Regardless of the angle you take it on, hockey has to be an inclusive sport. If only for the economics, you want as many people as possible to purchase gear, apparel, and memorabilia, but the marketing of the sport also needs every kid to be able to dream they have a spot in it if they want it; on an HR level, why would you go out of your way to reduce the pool of candidates for any given job, especially since hiring someone that doesn't fit in the traditional mold might be what's needed to provide a new train of thought that gives you the outside edge. It's gotten better and easier for Russians and Eastern Bloc hockey folks to make it in North America, but it's also time kids from decrepit rinks in poor parts of Toronto and Winnipeg, people from the Far North and other Indeginous peoples to also get the access to a fair shake.

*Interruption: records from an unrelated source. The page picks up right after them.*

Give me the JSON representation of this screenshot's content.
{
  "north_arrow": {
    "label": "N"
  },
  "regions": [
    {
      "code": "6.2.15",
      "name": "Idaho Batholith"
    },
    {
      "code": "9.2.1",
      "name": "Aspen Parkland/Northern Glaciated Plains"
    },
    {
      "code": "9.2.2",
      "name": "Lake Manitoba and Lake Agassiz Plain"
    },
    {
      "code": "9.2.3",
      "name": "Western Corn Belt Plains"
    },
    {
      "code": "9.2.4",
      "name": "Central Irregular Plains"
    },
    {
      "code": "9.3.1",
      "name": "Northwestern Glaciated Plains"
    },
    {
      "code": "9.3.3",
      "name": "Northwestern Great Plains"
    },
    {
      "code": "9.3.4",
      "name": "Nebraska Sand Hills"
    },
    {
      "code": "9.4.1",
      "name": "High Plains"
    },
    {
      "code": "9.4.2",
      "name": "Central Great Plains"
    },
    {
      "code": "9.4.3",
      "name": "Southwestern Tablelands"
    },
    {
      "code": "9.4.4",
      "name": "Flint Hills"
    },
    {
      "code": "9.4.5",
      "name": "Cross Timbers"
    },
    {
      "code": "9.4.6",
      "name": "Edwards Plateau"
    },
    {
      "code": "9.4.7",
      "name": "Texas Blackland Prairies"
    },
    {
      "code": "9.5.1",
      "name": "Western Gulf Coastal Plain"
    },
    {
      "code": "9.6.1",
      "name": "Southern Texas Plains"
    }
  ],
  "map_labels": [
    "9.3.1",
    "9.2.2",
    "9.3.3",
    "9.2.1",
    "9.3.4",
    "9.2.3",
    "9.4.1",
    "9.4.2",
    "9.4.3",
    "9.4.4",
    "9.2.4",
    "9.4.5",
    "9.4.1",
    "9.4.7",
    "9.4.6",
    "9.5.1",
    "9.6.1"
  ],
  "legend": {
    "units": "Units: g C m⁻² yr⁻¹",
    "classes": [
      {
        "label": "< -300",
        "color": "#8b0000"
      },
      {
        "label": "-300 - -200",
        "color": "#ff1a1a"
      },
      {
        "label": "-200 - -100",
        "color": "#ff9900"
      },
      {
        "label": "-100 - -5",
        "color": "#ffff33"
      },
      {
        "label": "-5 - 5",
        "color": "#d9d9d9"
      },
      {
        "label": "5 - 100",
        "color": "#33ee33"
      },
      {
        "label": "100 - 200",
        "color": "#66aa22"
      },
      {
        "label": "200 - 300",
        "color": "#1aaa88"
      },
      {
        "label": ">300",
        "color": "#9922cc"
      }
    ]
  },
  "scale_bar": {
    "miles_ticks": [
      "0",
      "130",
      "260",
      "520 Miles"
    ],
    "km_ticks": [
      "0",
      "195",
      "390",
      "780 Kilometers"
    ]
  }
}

Jay Feaster was on the right side of many a one-sided move as GM of the Tampa Bay Lightning and Flames, including a deal to loan Aliu from the Winnipeg Jets to try him out and then send John Negrin for his actual rights, and with 3 points and 12 penalty minutes in two games in 2011-12 and another 14 PIMs in 5 games in 2012-13, he knew he had a guy who would stand his ground to keep his spot, but he lost his footing - a contending team going into a sudden rebuild due to inuries to starting goalie Miikka Kiprusoff, a tight salary cap that cost depth inn the middle of the lineup and young guys like Giordano, Brodie and Backlund taking just a tad too long to develop - and had to trade away Hall Of Fame captain Jarome Iginla before losing his job. I personally would have loved to see Iginla and Steve Bégin take Aliu under their wings and mesh his natural talent and determination with an irreproachable work ethic that would have made this sight one that lasts 8 years instead of 8 games:
That's the signed insert version of card #109 from Upper Deck's 2012-13 SP Game-Used Edition set and Authentic Rookies sub-set. It features an on-sticker blue-sharpied autograph and shows hi wearin gthe team's classic red uniform.